Nitze’s “background,” according to Mattis’ text, made the SAIS “a fitting place” to unveil the administration’s new national defense strategy. That’s true, although perhaps not for the reasons Mattis may think.
Team B’s estimates were “grossly inaccurate,” as former Reagan defense official Lawrence Korb noted in a 2004 Los Angeles Times op-ed; even the CIA’s more modest estimates of Soviet power turned out to be overstated. Nevertheless, its findings were “widely leaked to the press” shortly before Jimmy Carter became president.
Team B’s backers got the military spending they wanted, with a buildup that began under Carter and accelerated under Ronald Reagan. Wolfowitz and his fellow neoconservatives eventually used equally spurious data to drum up support for the invasion of Iraq, with catastrophic consequences.
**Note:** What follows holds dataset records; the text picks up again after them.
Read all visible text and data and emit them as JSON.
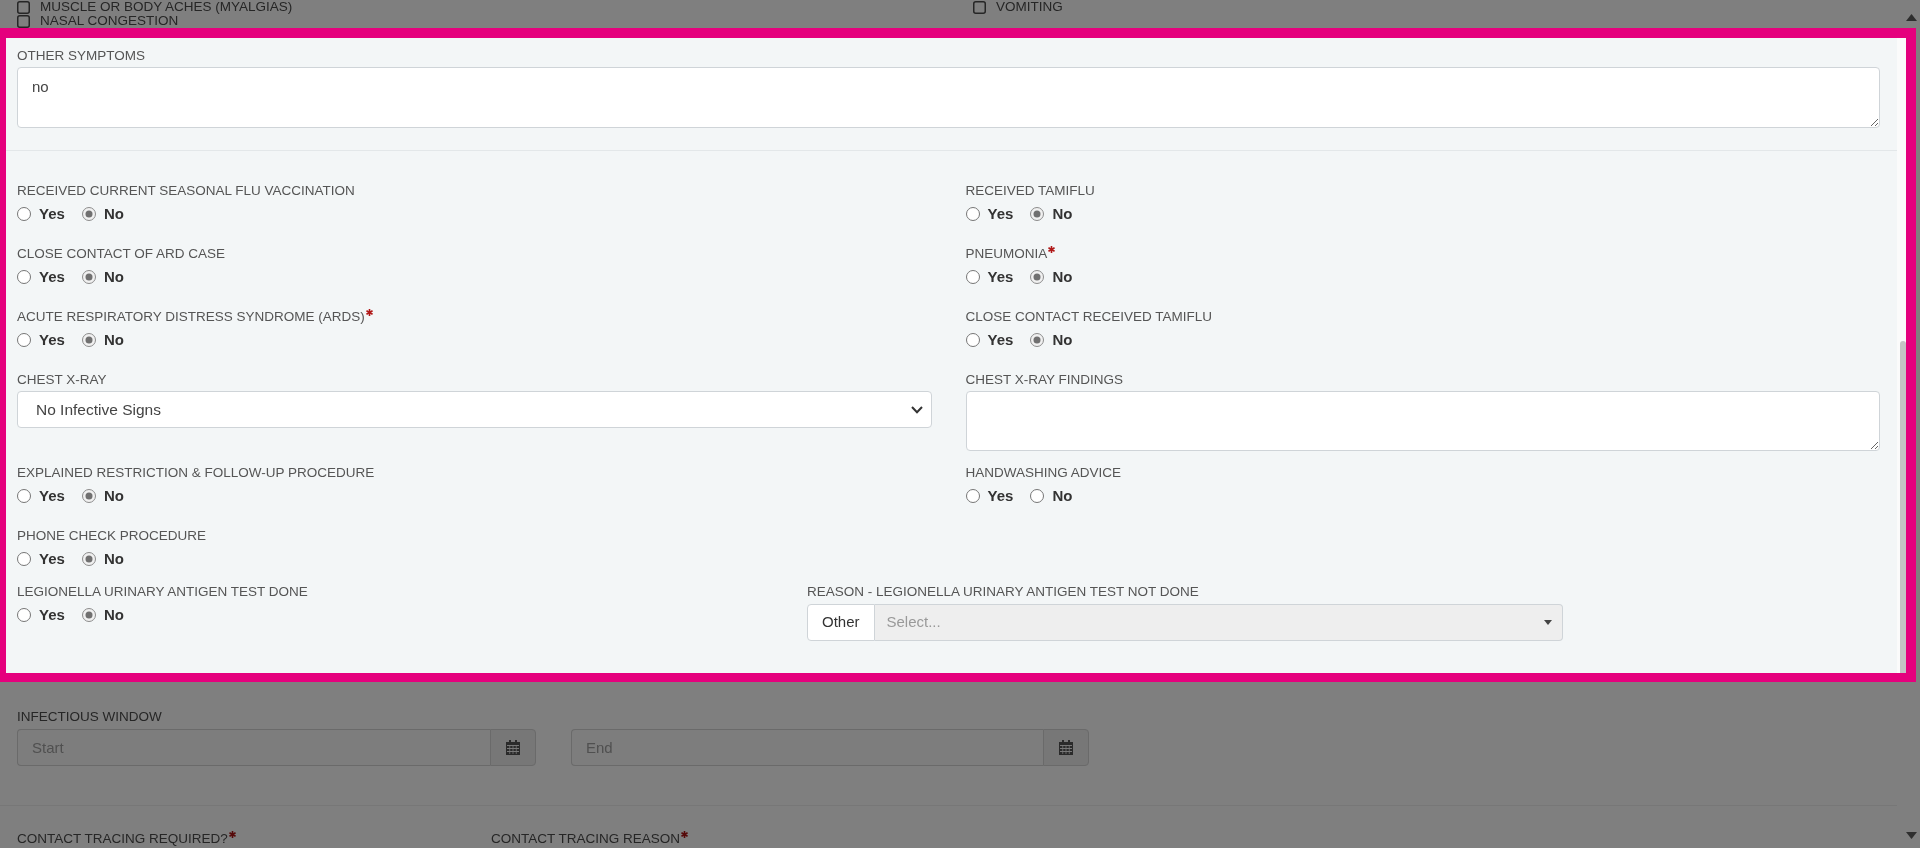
{
  "symptom_checkboxes": [
    {
      "label": "MUSCLE OR BODY ACHES (MYALGIAS)",
      "checked": false
    },
    {
      "label": "VOMITING",
      "checked": false
    },
    {
      "label": "NASAL CONGESTION",
      "checked": false
    }
  ],
  "highlighted_section": {
    "other_symptoms": {
      "label": "OTHER SYMPTOMS",
      "value": "no"
    },
    "fields": [
      {
        "kind": "radio",
        "label": "RECEIVED CURRENT SEASONAL FLU VACCINATION",
        "required": false,
        "options": [
          {
            "label": "Yes",
            "selected": false
          },
          {
            "label": "No",
            "selected": true
          }
        ]
      },
      {
        "kind": "radio",
        "label": "RECEIVED TAMIFLU",
        "required": false,
        "options": [
          {
            "label": "Yes",
            "selected": false
          },
          {
            "label": "No",
            "selected": true
          }
        ]
      },
      {
        "kind": "radio",
        "label": "CLOSE CONTACT OF ARD CASE",
        "required": false,
        "options": [
          {
            "label": "Yes",
            "selected": false
          },
          {
            "label": "No",
            "selected": true
          }
        ]
      },
      {
        "kind": "radio",
        "label": "PNEUMONIA",
        "required": true,
        "options": [
          {
            "label": "Yes",
            "selected": false
          },
          {
            "label": "No",
            "selected": true
          }
        ]
      },
      {
        "kind": "radio",
        "label": "ACUTE RESPIRATORY DISTRESS SYNDROME (ARDS)",
        "required": true,
        "options": [
          {
            "label": "Yes",
            "selected": false
          },
          {
            "label": "No",
            "selected": true
          }
        ]
      },
      {
        "kind": "radio",
        "label": "CLOSE CONTACT RECEIVED TAMIFLU",
        "required": false,
        "options": [
          {
            "label": "Yes",
            "selected": false
          },
          {
            "label": "No",
            "selected": true
          }
        ]
      },
      {
        "kind": "select",
        "label": "CHEST X-RAY",
        "required": false,
        "value": "No Infective Signs"
      },
      {
        "kind": "textarea",
        "label": "CHEST X-RAY FINDINGS",
        "required": false
      },
      {
        "kind": "radio",
        "label": "EXPLAINED RESTRICTION & FOLLOW-UP PROCEDURE",
        "required": false,
        "options": [
          {
            "label": "Yes",
            "selected": false
          },
          {
            "label": "No",
            "selected": true
          }
        ]
      },
      {
        "kind": "radio",
        "label": "HANDWASHING ADVICE",
        "required": false,
        "options": [
          {
            "label": "Yes",
            "selected": false
          },
          {
            "label": "No",
            "selected": false
          }
        ]
      },
      {
        "kind": "radio",
        "label": "PHONE CHECK PROCEDURE",
        "required": false,
        "options": [
          {
            "label": "Yes",
            "selected": false
          },
          {
            "label": "No",
            "selected": true
          }
        ]
      }
    ],
    "legionella_row": [
      {
        "kind": "radio",
        "label": "LEGIONELLA URINARY ANTIGEN TEST DONE",
        "required": false,
        "options": [
          {
            "label": "Yes",
            "selected": false
          },
          {
            "label": "No",
            "selected": true
          }
        ]
      },
      {
        "kind": "addon_select",
        "label": "REASON - LEGIONELLA URINARY ANTIGEN TEST NOT DONE",
        "required": false,
        "addon": "Other",
        "placeholder": "Select...",
        "disabled": true
      }
    ]
  },
  "infectious_window": {
    "label": "INFECTIOUS WINDOW",
    "start": {
      "placeholder": "Start"
    },
    "end": {
      "placeholder": "End"
    }
  },
  "contact_tracing": [
    {
      "label": "CONTACT TRACING REQUIRED?",
      "required": true
    },
    {
      "label": "CONTACT TRACING REASON",
      "required": true
    }
  ]
}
As president-elect, Donald Trump promised an end to “intervention and chaos” and insisted that “our focus must be on defeating terrorism and destroying ISIS.” With this speech, Trump’s administration has fallen even more in line with the bipartisan consensus of the last eighty years.
Axis of Adults
Not long ago, the generals on Donald Trump’s team were being lauded by pundits and politicians as the “adults in the room,” or the “axis of adults,” who would prevent him from doing anything reckless. The commentary on Trump’s three former generals – Mattis, John Kelly, and H.R. McMaster – bordered on the hagiographic at times.
“They are everything our commander-in-chief is not,” Daniel Kurtz-Phelan gushed in New York Magazine of Mattis and the other ex-generals on Trump’s team: “steady-handed, competent and decent professionals, truthful and generally cogent communicators.”
Kelly’s true colors became more apparent while he was Homeland Secretary, when he acted with surprising brutality against immigrants and their families and made wild and unfounded claims about a “nation under attack” from Islamic terrorism. (The 94 people killed in the US by terrorists since 9/11 is essentially equal to the daily death toll from gun violence.) Later, as White House Chief of Staff, Kelly distorted American history in order to make sympathetic comments about pro-slavery forces in the Civil War. One historian said his comments reflected “profound ignorance.”
The other designated “adult,” McMaster, is the National Security Advisor who once wrote a highly influential work on military ethics entitled “Dereliction of Duty.” But McMaster, who is notoriously hawkish on North Korea, has reportedly been relegated by Trump to the children’s table and is currently denying rumors of an imminent departure.
The Warrior Monk
That leaves Mattis. According to Kurtz-Phelan, Mattis was “known as both tough and cerebral, a ‘warrior monk’ who goes home to bachelor’s quarters to read history, he retired in 2013 after overseeing military operations in the Middle East as head of Central Command.”
To repeat: generals are notoriously canny about their own publicity
Mattis’ appointment as Defense Secretary was largely welcomed by Democrats in Washington. His nomination received 81 Senate votes, after Democrats expressed the hope that he would act as a check on Trump’s worst impulses, or serve as the “anti-Trump,” in the words of a Politico headline.